Sous le titre : Haïti : La violence des gangs pousse un demi-million d’enfants hors de l’école à Port-au-Prince publié le 5 mai de cette année, il est écrit qu’ «En Haïti, 500 000 enfants ont perdu l’accès à l’éducation en raison de la violence liée aux gangs. Près de 1 700 écoles sont actuellement fermées dans la zone métropolitaine de Port-au-Prince alors que des affrontements entre gangs rivaux ont éclaté depuis fin avril. »

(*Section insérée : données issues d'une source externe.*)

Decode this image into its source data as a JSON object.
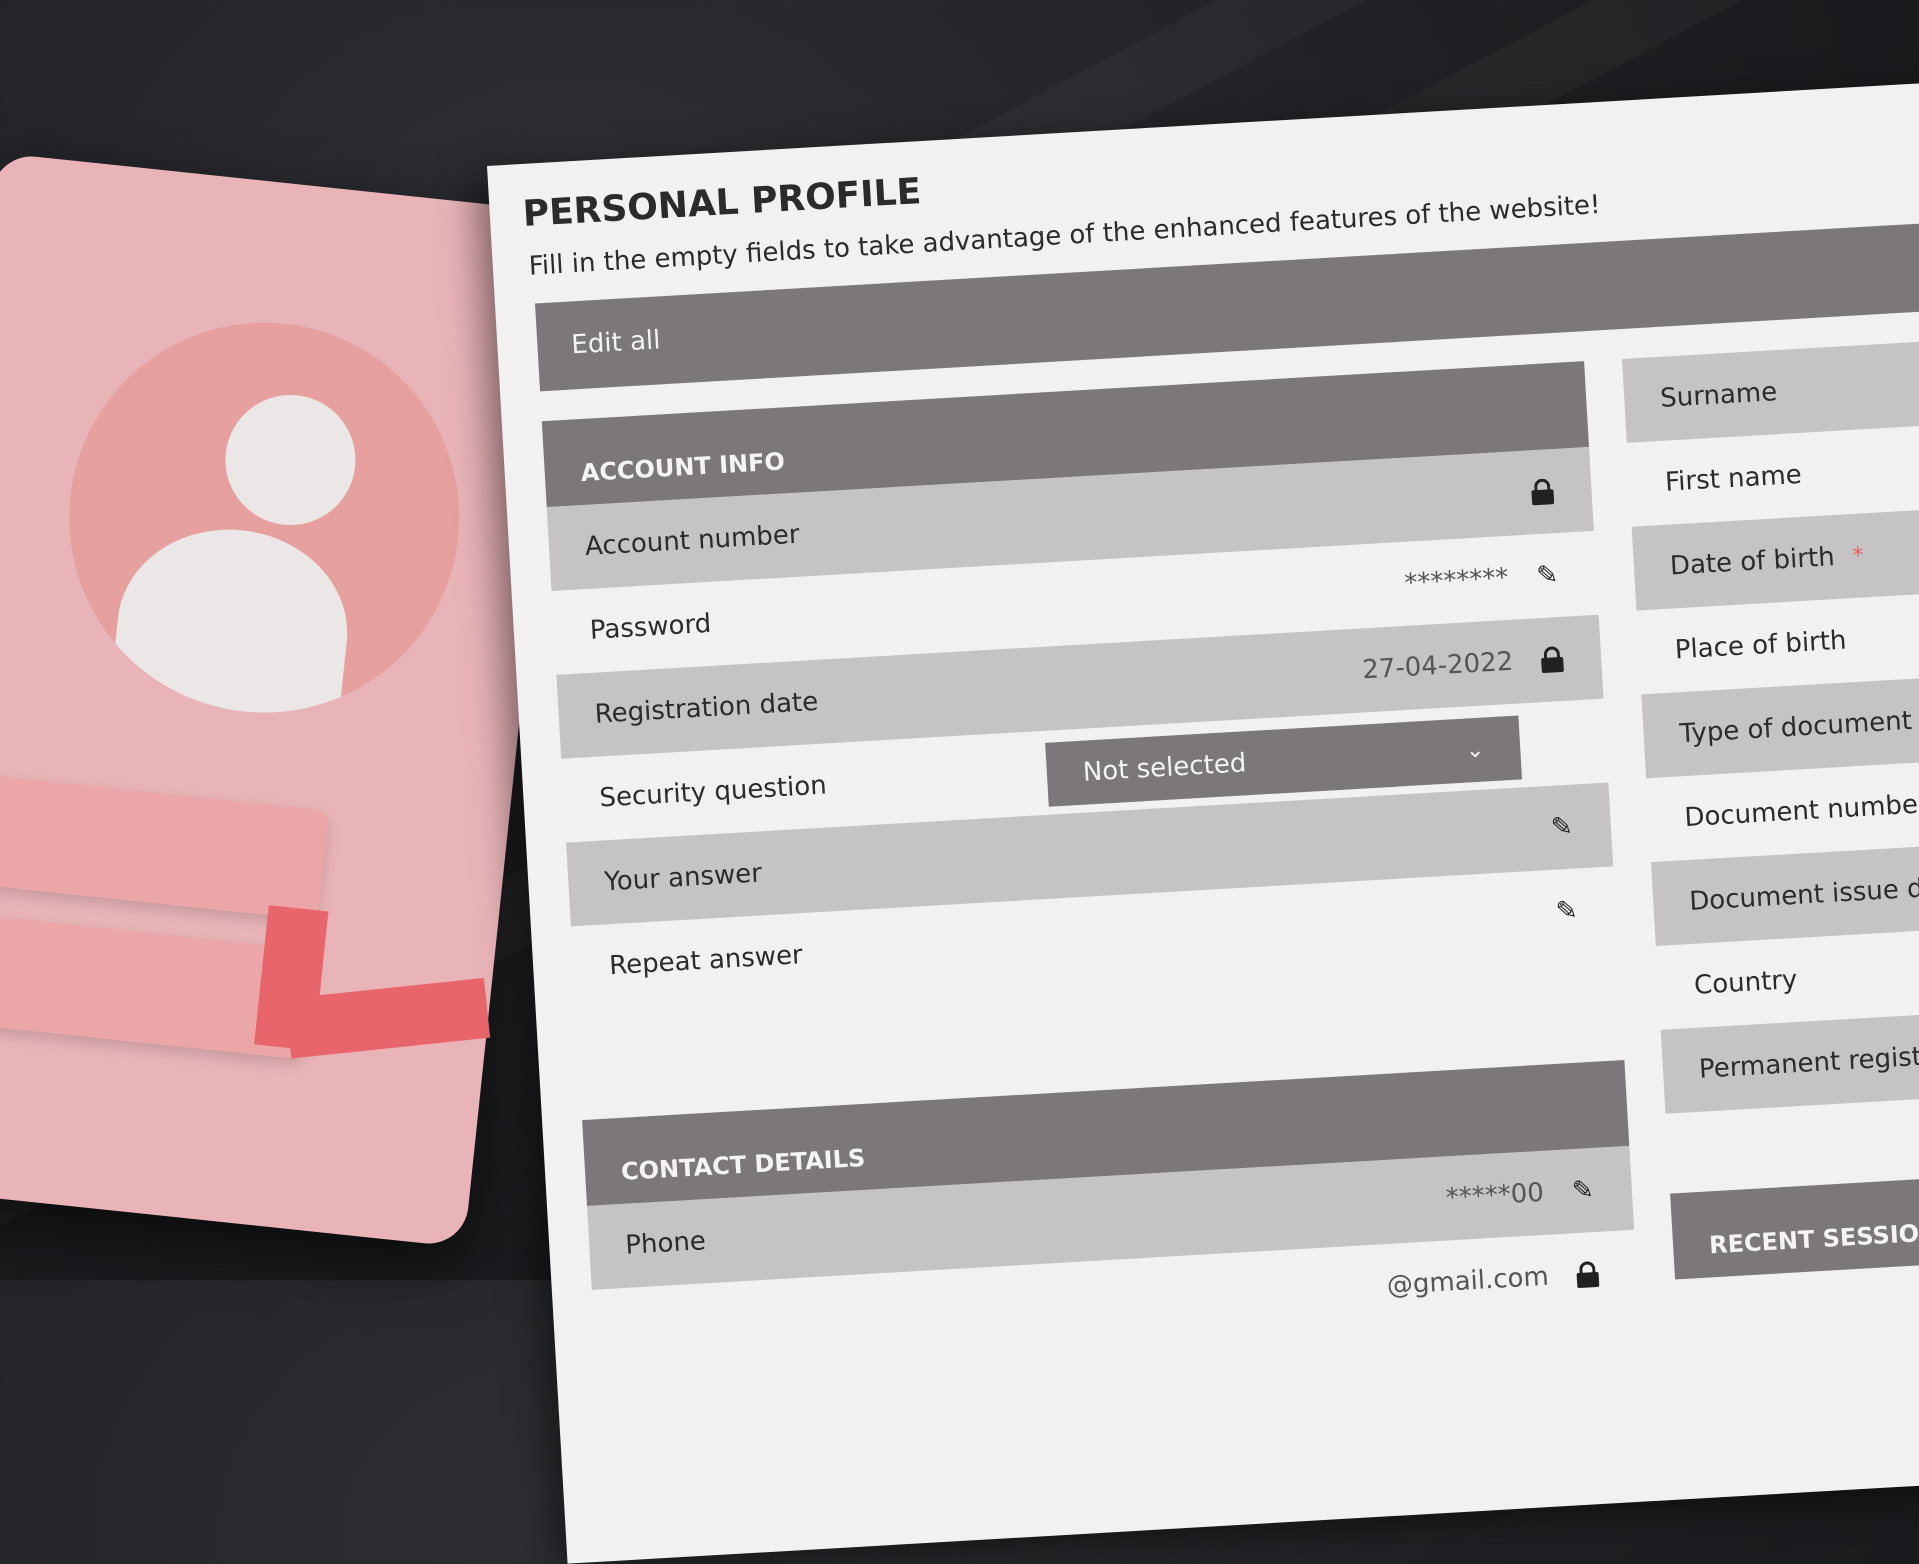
{
  "header": {
    "title": "PERSONAL PROFILE",
    "subtitle": "Fill in the empty fields to take advantage of the enhanced features of the website!"
  },
  "edit_all": "Edit all",
  "account_info": {
    "title": "ACCOUNT INFO",
    "rows": [
      {
        "label": "Account number",
        "value": "",
        "icon": "lock-icon"
      },
      {
        "label": "Password",
        "value": "********",
        "icon": "pencil-icon"
      },
      {
        "label": "Registration date",
        "value": "27-04-2022",
        "icon": "lock-icon"
      },
      {
        "label": "Security question",
        "select": "Not selected",
        "icon": "chevron-down-icon"
      },
      {
        "label": "Your answer",
        "value": "",
        "icon": "pencil-icon"
      },
      {
        "label": "Repeat answer",
        "value": "",
        "icon": "pencil-icon"
      }
    ]
  },
  "contact_details": {
    "title": "CONTACT DETAILS",
    "rows": [
      {
        "label": "Phone",
        "value": "*****00",
        "icon": "pencil-icon"
      },
      {
        "label": "",
        "value": "@gmail.com",
        "icon": "lock-icon"
      }
    ]
  },
  "personal": {
    "rows": [
      "Surname",
      "First name",
      "Date of birth",
      "Place of birth",
      "Type of document",
      "Document number",
      "Document issue da",
      "Country",
      "Permanent registe"
    ],
    "required_mark": "*"
  },
  "recent_sessions": {
    "title": "RECENT SESSIONS"
  },
  "colors": {
    "header_bar": "#7b777a",
    "row_alt": "#c5c3c4",
    "panel": "#f1f1f1",
    "accent_pink": "#e8666b",
    "background": "#1c1d20"
  }
}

Le texte poursuit, “En Haïti, l’avenir des enfants est menacé par les gangs. L’insécurité prive des milliers d’enfants de leur éducation. De nombreuses écoles de la capitale restent vides en raison de la violence des gangs – fermées ou inaccessibles. »
Tout en citant Bruno Maes, Représentant de l’UNICEF en Haïti, le texte fait mention de : « Les familles, les femmes et les enfants ont peur de sortir de chez eux, les enfants ont peur d’aller à l’école. Aucun enfant ne peut aller à l’école alors que des balles volent en l’air, c’est dangereux et cela ne doit pas l’être. »

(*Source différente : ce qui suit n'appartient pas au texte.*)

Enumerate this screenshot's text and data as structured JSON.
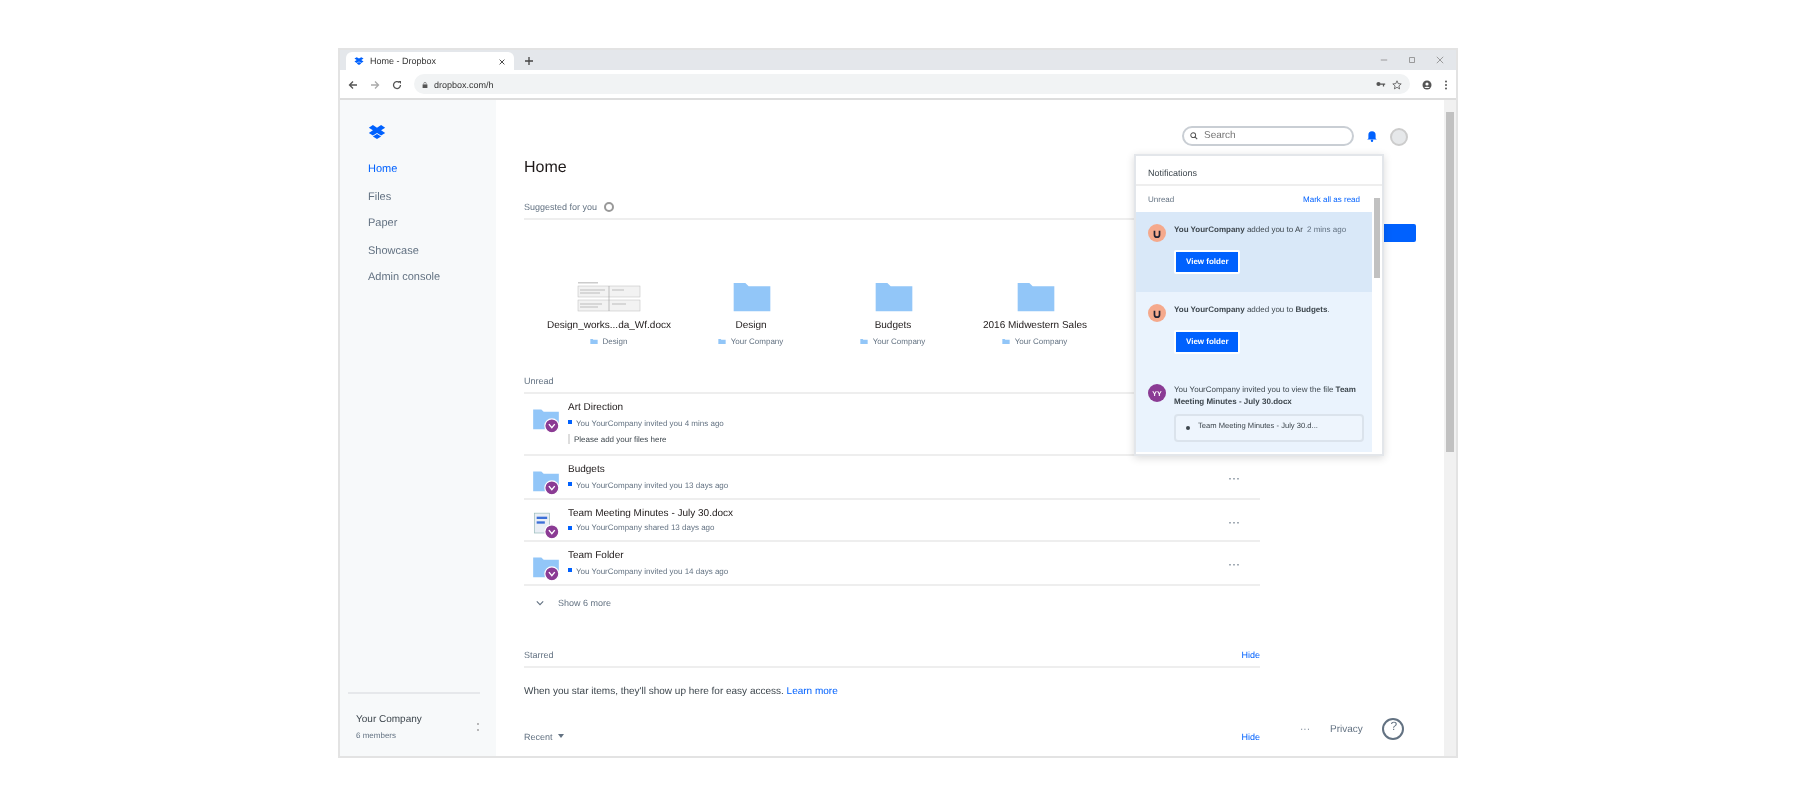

Toujours selon le texte, « Sur l’ensemble de la zone métropolitaine de Port-au-Prince, 772 écoles sont fermées à Croix-des-Bouquets, 446 écoles à Tabarre 274 à Cité Soleil, et 200 autres à Martissant, Fontamara, Centre-Ville et Bas-Delmas, selon le Ministère de l’Éducation nationale et de la formation professionnelle (MENFP). Les gangs ont gardé la mainmise sur les écoles, où les directeurs ont dû payer les chefs de gang pour assurer la sécurité de l’école. Les directeurs n’ayant pas les moyens de continuer à payer, ils ont été obligés de fermer les portes des écoles. En outre, de nombreuses écoles sont également occupées par des familles déplacées. »
Les enfants doivent pouvoir aller à l’école en toute sécurité, jouer librement et profiter de leur enfance, et avoir la possibilité de développer leur plein potentiel », a déclaré Maes. Outre les conséquences sur l’éducation, des enfants sont également déplacés, blessés et tués en raison de la propagation de la violence des gangs à Port-au-Prince. »

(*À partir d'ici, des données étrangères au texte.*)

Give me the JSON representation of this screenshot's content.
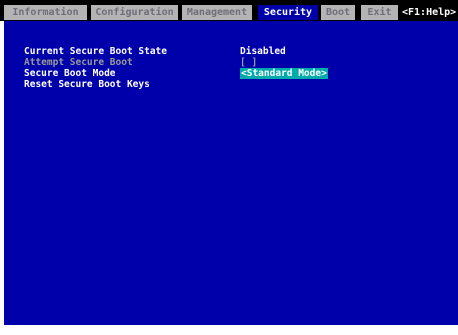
{
  "colors": {
    "menubar_bg": "#000000",
    "tab_bg": "#b4b4b4",
    "tab_active_bg": "#0000aa",
    "content_bg": "#0000aa",
    "selected_value_bg": "#00aaaa"
  },
  "menu": {
    "tabs": [
      {
        "label": "Information"
      },
      {
        "label": "Configuration"
      },
      {
        "label": "Management"
      },
      {
        "label": "Security"
      },
      {
        "label": "Boot"
      },
      {
        "label": "Exit"
      }
    ],
    "active_tab": "Security",
    "help_label": "<F1:Help>"
  },
  "settings": {
    "current_state": {
      "label": "Current Secure Boot State",
      "value": "Disabled"
    },
    "attempt": {
      "label": "Attempt Secure Boot",
      "value": "[ ]"
    },
    "mode": {
      "label": "Secure Boot Mode",
      "value": "<Standard Mode>"
    },
    "reset": {
      "label": "Reset Secure Boot Keys"
    }
  }
}
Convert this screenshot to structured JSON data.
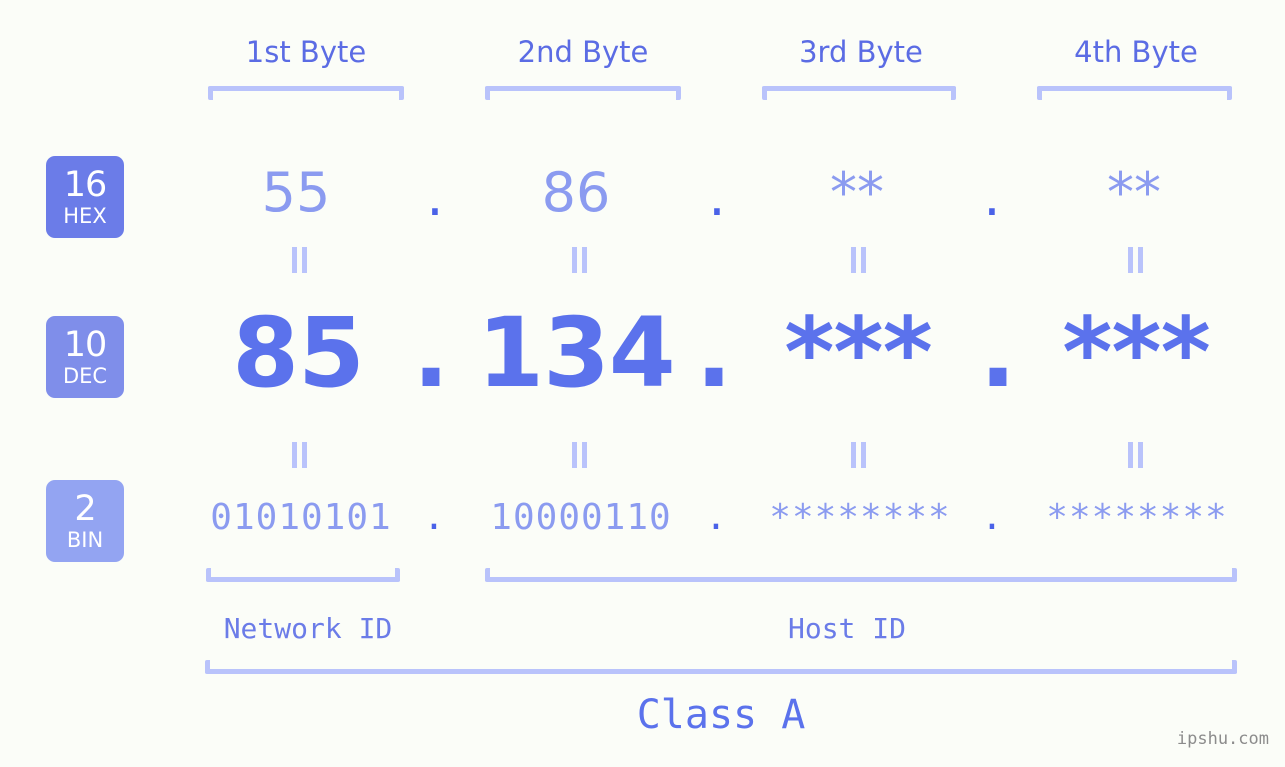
{
  "page": {
    "background_color": "#fbfdf8",
    "watermark": "ipshu.com"
  },
  "colors": {
    "accent_strong": "#5b72ec",
    "accent_mid": "#8b9bf0",
    "accent_light": "#b9c3fb",
    "dot": "#4a62e8",
    "badge_hex": "#6b7ce8",
    "badge_dec": "#7f8eea",
    "badge_bin": "#93a4f2",
    "header_text": "#5b6ce4",
    "watermark_text": "#8c8c8c"
  },
  "byte_headers": [
    {
      "label": "1st Byte"
    },
    {
      "label": "2nd Byte"
    },
    {
      "label": "3rd Byte"
    },
    {
      "label": "4th Byte"
    }
  ],
  "bases": [
    {
      "number": "16",
      "name": "HEX"
    },
    {
      "number": "10",
      "name": "DEC"
    },
    {
      "number": "2",
      "name": "BIN"
    }
  ],
  "rows": {
    "hex": {
      "base_number": "16",
      "base_name": "HEX",
      "values": [
        "55",
        "86",
        "**",
        "**"
      ],
      "separators": [
        ".",
        ".",
        "."
      ]
    },
    "dec": {
      "base_number": "10",
      "base_name": "DEC",
      "values": [
        "85",
        "134",
        "***",
        "***"
      ],
      "separators": [
        ".",
        ".",
        "."
      ]
    },
    "bin": {
      "base_number": "2",
      "base_name": "BIN",
      "values": [
        "01010101",
        "10000110",
        "********",
        "********"
      ],
      "separators": [
        ".",
        ".",
        "."
      ]
    }
  },
  "equals_symbol": "||",
  "sections": {
    "network_id": "Network ID",
    "host_id": "Host ID",
    "class": "Class A"
  },
  "ip_address": {
    "dec": "85.134.***.***",
    "hex": "55.86.**.**",
    "bin": "01010101.10000110.********.********"
  }
}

Selon l’Organisation internationale pour les migrations (OIM), 9 000 personnes ont été déplacées de Croix-des-Bouquets, Tabarre et Cité Soleil en raison de l’insécurité. Au 3 mai, 752 personnes dont au moins 124 femmes et 200 enfants ont trouvé refuge sur neuf sites autour de Clercine à Tabarre. Ils vivent dans des conditions précaires sans hygiène et assainissement adéquats, sans accès aux services de base, sans eau potable et sans intimité pour les femmes et les enfants avec un risque accru de violences basées sur le genre. « Les femmes et les enfants de la capitale haïtienne craignent pour leur vie et celle de leurs enfants. Ils souffrent d’enlèvements, de maisons incendiées, de meurtres et de déplacements, car leur vie est constamment mise en danger par la violence persistante des gangs urbains. Déjà touchées par les effets néfastes du COVID-19, en plus des catastrophes naturelles du pays, les familles haïtiennes continuent de fuir pour sauver leur vie », a déclaré Maes.
N’en parlons pas des établissements scolaires détruits lors du tremblement de terre dans le Grand Sud le 14 août 2021 qui ne sont pas encore reconstruits. « Alors que la violence des gangs depuis août 2020 a provoqué le déplacement de 19 000 personnes dont 15 000 femmes et enfants, et a entravé le transport de fournitures et de personnes vers le sud-ouest d’Haïti touché par un tremblement de terre massif en août dernier, la «crise» actuelle des gangs affecte déjà les routes vers le nord, allongeant le délai de livraison aux personnes dans le besoin et augmentant considérablement les coûts des opérations humanitaires pour répondre à ceux dans le besoin. »
Donc l’ouverture des classes est, avec malheureusement des écoles dont les portes sont fermées dans des quartiers populaires, certainement très incertaine.